New York to self: Drop dead

10 January 2009

President-elect Obama and Congress are talking about a federal stimulus package that includes a substantial though as-yet-undetermined amount of aid to states and, possibly, localities.  Earlier this month Ohio Gov. Ted Strickland made an eloquent case for still more federal aid, to make up for more of the huge shortfall in revenues that normally go to education:

“It doesn’t make a lot of sense … to put huge resources into creating jobs with these infrastructure projects, while at the same time the states are having to lay off teachers, and to underfund education and to allow college tuition to explode.”

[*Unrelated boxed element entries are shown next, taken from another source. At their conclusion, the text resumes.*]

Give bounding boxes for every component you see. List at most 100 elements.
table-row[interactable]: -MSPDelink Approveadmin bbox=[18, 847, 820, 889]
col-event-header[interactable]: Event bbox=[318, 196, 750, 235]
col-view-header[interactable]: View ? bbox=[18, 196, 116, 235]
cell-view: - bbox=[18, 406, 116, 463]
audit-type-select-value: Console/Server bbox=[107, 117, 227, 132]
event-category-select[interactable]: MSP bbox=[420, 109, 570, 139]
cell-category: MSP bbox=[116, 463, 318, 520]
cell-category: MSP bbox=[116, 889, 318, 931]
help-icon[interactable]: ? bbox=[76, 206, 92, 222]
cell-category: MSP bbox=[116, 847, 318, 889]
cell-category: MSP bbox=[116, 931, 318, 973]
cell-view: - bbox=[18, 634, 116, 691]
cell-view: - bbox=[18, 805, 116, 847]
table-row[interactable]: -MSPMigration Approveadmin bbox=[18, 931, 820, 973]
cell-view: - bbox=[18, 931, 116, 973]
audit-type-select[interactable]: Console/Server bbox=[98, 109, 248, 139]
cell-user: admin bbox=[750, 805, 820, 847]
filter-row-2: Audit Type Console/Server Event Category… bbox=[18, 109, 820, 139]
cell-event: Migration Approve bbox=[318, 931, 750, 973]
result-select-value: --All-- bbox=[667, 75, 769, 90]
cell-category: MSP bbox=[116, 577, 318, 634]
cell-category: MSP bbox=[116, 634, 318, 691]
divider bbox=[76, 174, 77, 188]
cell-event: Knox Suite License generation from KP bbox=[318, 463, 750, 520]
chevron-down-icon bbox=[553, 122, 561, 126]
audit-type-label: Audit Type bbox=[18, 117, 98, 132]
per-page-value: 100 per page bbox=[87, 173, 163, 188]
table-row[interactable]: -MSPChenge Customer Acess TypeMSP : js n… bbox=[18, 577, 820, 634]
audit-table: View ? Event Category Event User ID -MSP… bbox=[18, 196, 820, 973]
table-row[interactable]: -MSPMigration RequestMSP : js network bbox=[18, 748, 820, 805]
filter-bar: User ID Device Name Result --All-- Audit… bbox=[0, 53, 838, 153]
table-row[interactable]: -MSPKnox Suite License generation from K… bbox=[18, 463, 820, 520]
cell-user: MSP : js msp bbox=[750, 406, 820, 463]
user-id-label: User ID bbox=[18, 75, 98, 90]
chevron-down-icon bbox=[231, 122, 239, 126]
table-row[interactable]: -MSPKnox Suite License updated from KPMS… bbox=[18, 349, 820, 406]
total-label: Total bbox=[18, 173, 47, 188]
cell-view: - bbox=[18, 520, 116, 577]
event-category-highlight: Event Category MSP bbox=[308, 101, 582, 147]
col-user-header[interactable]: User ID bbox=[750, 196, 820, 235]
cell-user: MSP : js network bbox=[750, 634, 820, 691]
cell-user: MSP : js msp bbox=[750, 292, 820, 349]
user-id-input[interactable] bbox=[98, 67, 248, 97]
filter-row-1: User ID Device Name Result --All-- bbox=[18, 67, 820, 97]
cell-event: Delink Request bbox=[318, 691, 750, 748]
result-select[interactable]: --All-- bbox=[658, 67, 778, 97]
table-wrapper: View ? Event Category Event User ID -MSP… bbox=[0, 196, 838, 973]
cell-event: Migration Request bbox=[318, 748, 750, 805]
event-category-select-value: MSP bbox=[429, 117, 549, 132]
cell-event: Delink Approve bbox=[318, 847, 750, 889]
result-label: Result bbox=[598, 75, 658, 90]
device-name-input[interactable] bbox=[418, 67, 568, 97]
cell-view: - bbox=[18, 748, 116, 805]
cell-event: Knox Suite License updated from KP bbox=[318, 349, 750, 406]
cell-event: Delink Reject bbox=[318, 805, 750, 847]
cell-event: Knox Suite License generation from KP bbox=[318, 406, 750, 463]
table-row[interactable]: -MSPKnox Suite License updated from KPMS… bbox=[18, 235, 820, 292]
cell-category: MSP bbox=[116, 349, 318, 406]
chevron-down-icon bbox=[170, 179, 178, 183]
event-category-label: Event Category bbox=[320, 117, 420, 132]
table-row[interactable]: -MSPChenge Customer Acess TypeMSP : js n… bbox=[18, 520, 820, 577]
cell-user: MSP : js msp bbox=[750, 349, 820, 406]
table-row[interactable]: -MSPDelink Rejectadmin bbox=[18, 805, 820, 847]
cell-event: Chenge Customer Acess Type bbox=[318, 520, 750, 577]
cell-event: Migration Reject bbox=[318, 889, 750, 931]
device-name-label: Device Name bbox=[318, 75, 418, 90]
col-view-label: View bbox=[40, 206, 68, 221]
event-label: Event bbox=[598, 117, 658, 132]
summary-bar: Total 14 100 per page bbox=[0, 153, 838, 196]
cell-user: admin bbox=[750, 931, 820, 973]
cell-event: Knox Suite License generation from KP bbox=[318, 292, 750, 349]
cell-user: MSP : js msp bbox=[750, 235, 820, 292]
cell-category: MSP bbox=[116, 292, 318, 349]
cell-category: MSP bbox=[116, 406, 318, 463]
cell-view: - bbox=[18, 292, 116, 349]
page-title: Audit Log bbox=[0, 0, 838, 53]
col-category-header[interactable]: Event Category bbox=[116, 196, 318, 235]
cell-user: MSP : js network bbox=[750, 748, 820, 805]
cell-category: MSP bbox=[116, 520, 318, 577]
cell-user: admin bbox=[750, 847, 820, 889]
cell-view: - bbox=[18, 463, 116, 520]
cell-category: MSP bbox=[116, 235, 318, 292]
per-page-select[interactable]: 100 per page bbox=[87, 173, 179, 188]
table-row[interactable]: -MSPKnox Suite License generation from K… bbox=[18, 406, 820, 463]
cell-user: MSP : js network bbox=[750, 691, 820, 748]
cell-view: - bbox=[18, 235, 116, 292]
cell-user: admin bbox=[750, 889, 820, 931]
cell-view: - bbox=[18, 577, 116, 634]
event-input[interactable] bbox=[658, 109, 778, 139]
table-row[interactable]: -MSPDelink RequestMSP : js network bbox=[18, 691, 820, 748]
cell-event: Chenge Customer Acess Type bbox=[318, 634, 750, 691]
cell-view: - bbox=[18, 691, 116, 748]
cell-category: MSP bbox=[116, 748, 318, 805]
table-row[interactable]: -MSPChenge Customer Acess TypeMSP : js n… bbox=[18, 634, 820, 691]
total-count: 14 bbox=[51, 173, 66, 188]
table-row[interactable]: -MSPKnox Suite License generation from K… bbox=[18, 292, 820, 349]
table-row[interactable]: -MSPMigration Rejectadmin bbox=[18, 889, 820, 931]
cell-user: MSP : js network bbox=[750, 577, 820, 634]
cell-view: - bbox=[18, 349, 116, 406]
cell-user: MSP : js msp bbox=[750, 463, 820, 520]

According to the Associated Press, Strickland and four other Democratic governors, including David Paterson of New York, presented Obama’s transition team and Congressional leaders with a request for $1 trillion in state aid, including $250 billion for education, $250 billion for social services such as Medicaid, and $150 billion in middle-class tax cuts.   The article mentions that Paterson said New York has a $15.4 billion deficit, but that’s it from him.  New York, as possibly the hardest-hit state in the union in this financial and economic crisis, has a compelling case for why the states have recession-related revenue shortfalls and could use federal aid.  Maybe Paterson made that case, but if so it didn’t make the article.


11 million unemployed, 21 million out of work

9 January 2009

People it’s bad.  And the December 2008 unemployment report was worse.

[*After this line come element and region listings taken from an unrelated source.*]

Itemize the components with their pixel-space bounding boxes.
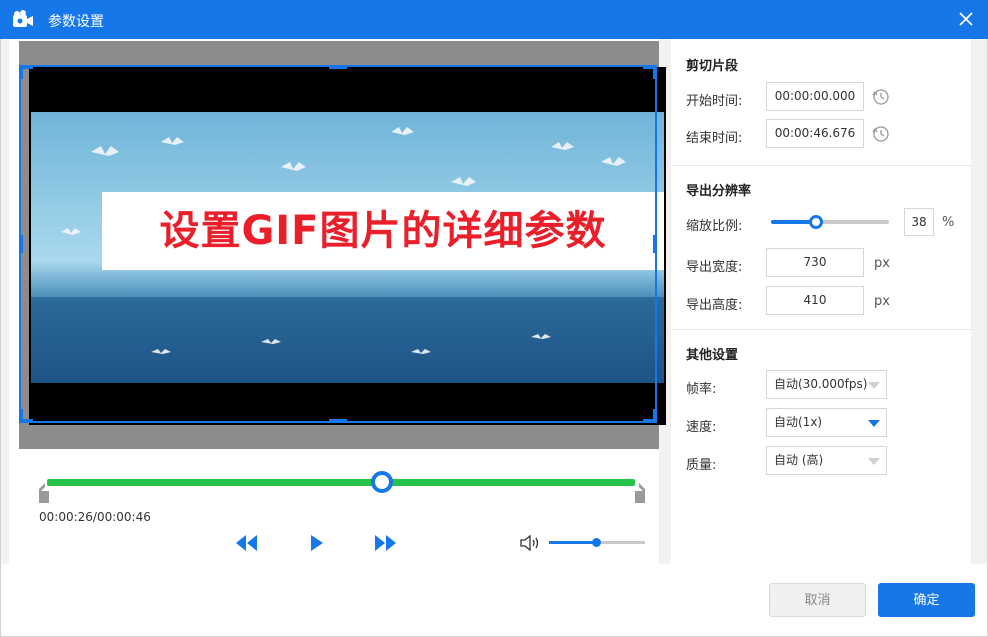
width-input[interactable]: 730	[766, 248, 864, 277]
close-icon[interactable]	[956, 9, 976, 29]
end-time-label: 结束时间:	[686, 131, 743, 146]
chevron-down-icon	[868, 458, 880, 465]
fast-forward-button[interactable]	[373, 532, 399, 554]
end-time-input[interactable]: 00:00:46.676	[766, 119, 864, 148]
settings-panel: 剪切片段 开始时间: 00:00:00.000 结束时间: 00:00:46.6…	[671, 39, 971, 564]
crop-handle-top-left-v[interactable]	[19, 65, 23, 79]
start-time-input[interactable]: 00:00:00.000	[766, 82, 864, 111]
volume-knob[interactable]	[592, 538, 602, 547]
playhead[interactable]	[371, 471, 394, 493]
trim-end-handle[interactable]	[635, 477, 645, 503]
crop-handle-bottom-right-v[interactable]	[653, 409, 657, 423]
clip-section-title: 剪切片段	[686, 59, 739, 74]
trim-start-handle[interactable]	[39, 477, 49, 503]
crop-handle-top[interactable]	[329, 65, 347, 69]
chevron-down-icon	[868, 420, 880, 427]
chevron-down-icon	[868, 382, 880, 389]
quality-value: 自动 (高)	[774, 453, 824, 467]
width-unit: px	[874, 256, 890, 271]
overlay-caption: 设置GIF图片的详细参数	[102, 192, 664, 270]
scale-unit: %	[942, 215, 955, 230]
framerate-value: 自动(30.000fps)	[774, 377, 868, 391]
reset-end-clock-icon[interactable]	[871, 124, 891, 144]
speed-value: 自动(1x)	[774, 415, 823, 429]
height-input[interactable]: 410	[766, 286, 864, 315]
timeline-track[interactable]	[47, 479, 635, 486]
volume-slider[interactable]	[549, 538, 645, 547]
cancel-button[interactable]: 取消	[769, 583, 866, 617]
crop-handle-right[interactable]	[653, 235, 657, 253]
crop-handle-left[interactable]	[19, 235, 23, 253]
speed-label: 速度:	[686, 420, 717, 435]
video-camera-icon	[13, 10, 33, 27]
volume-fill	[549, 541, 597, 544]
height-unit: px	[874, 294, 890, 309]
height-label: 导出高度:	[686, 298, 743, 313]
other-section-title: 其他设置	[686, 348, 739, 363]
scale-slider[interactable]	[771, 215, 889, 229]
width-label: 导出宽度:	[686, 260, 743, 275]
dialog-body: 设置GIF图片的详细参数 00:00:26/00:00:46 剪切片段 开始时间…	[0, 39, 988, 564]
framerate-select[interactable]: 自动(30.000fps)	[766, 370, 887, 399]
play-button[interactable]	[303, 532, 329, 554]
confirm-button[interactable]: 确定	[878, 583, 975, 617]
divider	[671, 329, 971, 330]
crop-handle-bottom-left-v[interactable]	[19, 409, 23, 423]
crop-handle-top-right-v[interactable]	[653, 65, 657, 79]
volume-icon[interactable]	[519, 534, 541, 552]
framerate-label: 帧率:	[686, 382, 717, 397]
reset-start-clock-icon[interactable]	[871, 87, 891, 107]
scale-slider-knob[interactable]	[808, 215, 823, 229]
window-title: 参数设置	[48, 14, 104, 30]
quality-label: 质量:	[686, 458, 717, 473]
scale-input[interactable]: 38	[904, 208, 934, 236]
scale-label: 缩放比例:	[686, 219, 743, 234]
timeline[interactable]	[39, 471, 645, 515]
crop-handle-bottom[interactable]	[329, 419, 347, 423]
current-time: 00:00:26/00:00:46	[39, 510, 151, 524]
divider	[671, 165, 971, 166]
preview-panel: 设置GIF图片的详细参数 00:00:26/00:00:46	[9, 39, 666, 564]
quality-select[interactable]: 自动 (高)	[766, 446, 887, 475]
rewind-button[interactable]	[233, 532, 259, 554]
video-preview: 设置GIF图片的详细参数	[29, 67, 666, 425]
resolution-section-title: 导出分辨率	[686, 184, 752, 199]
title-bar: 参数设置	[0, 0, 988, 39]
speed-select[interactable]: 自动(1x)	[766, 408, 887, 437]
start-time-label: 开始时间:	[686, 94, 743, 109]
dialog-footer: 取消 确定	[0, 564, 988, 637]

11.1 million unemployed.  But only if you go by the traditional definition.  Add in the 8 million involuntary part-time workers (who say they’d be working full time if full-time work were available) and the 1.9 million discouraged job-seekers (who say they didn’t look for work in the past month because it looked hopeless), and you get an astonishing 21 million people wanting but not having full-time work.

This measure, sometimes called “underemployment” or “U-6 unemployment,” corresponds to a U-6 unemployment rate of 13.5%. That’s the highest in the short time the Bureau of Labor Statistics (BLS) has been keeping track of that statistic (1994-).

It gets worse.  Back to regular (U-3) unemployment, today’s news articles have said the 2.6 million jobs lost in 2008 were the most in a year since 1945, when the economy shedded 2.8 million jobs.  But but but — most of those 1945 jobs must have been in the active military, as World War II ended that summer and the BLS says civilian employment fell by only 1.1 million that year.  (And, as economic historian Robert Higgs has eloquently pointed out in numerous papers, overall U.S. economic well being was much higher after the war, despite the end of “full employment.”  The returning veterans surely preferred being victorious but temporarily out of work to continued combat.)  So you’d have to go back even farther to find a year with as much U.S. job loss as in 2008.  How far?


Blagojevich-Burris-free zone!

8 January 2009

I don’t have time to write anything much this morning, but I did want to not write anything about this political sideshow in Illinois and the U.S. Senate.  So here it isn’t.

The closest I’ll get is to excoriate the media for ignoring everything else about President-elect Obama’s press conference yesterday about the economy.  Toward the end he took one off-topic question about his Senate heir apparent, and the MSNBC talking heads talked about virtually nothing else for the rest of the day.  (Or at least until I turned the TV off, which was not soon enough.)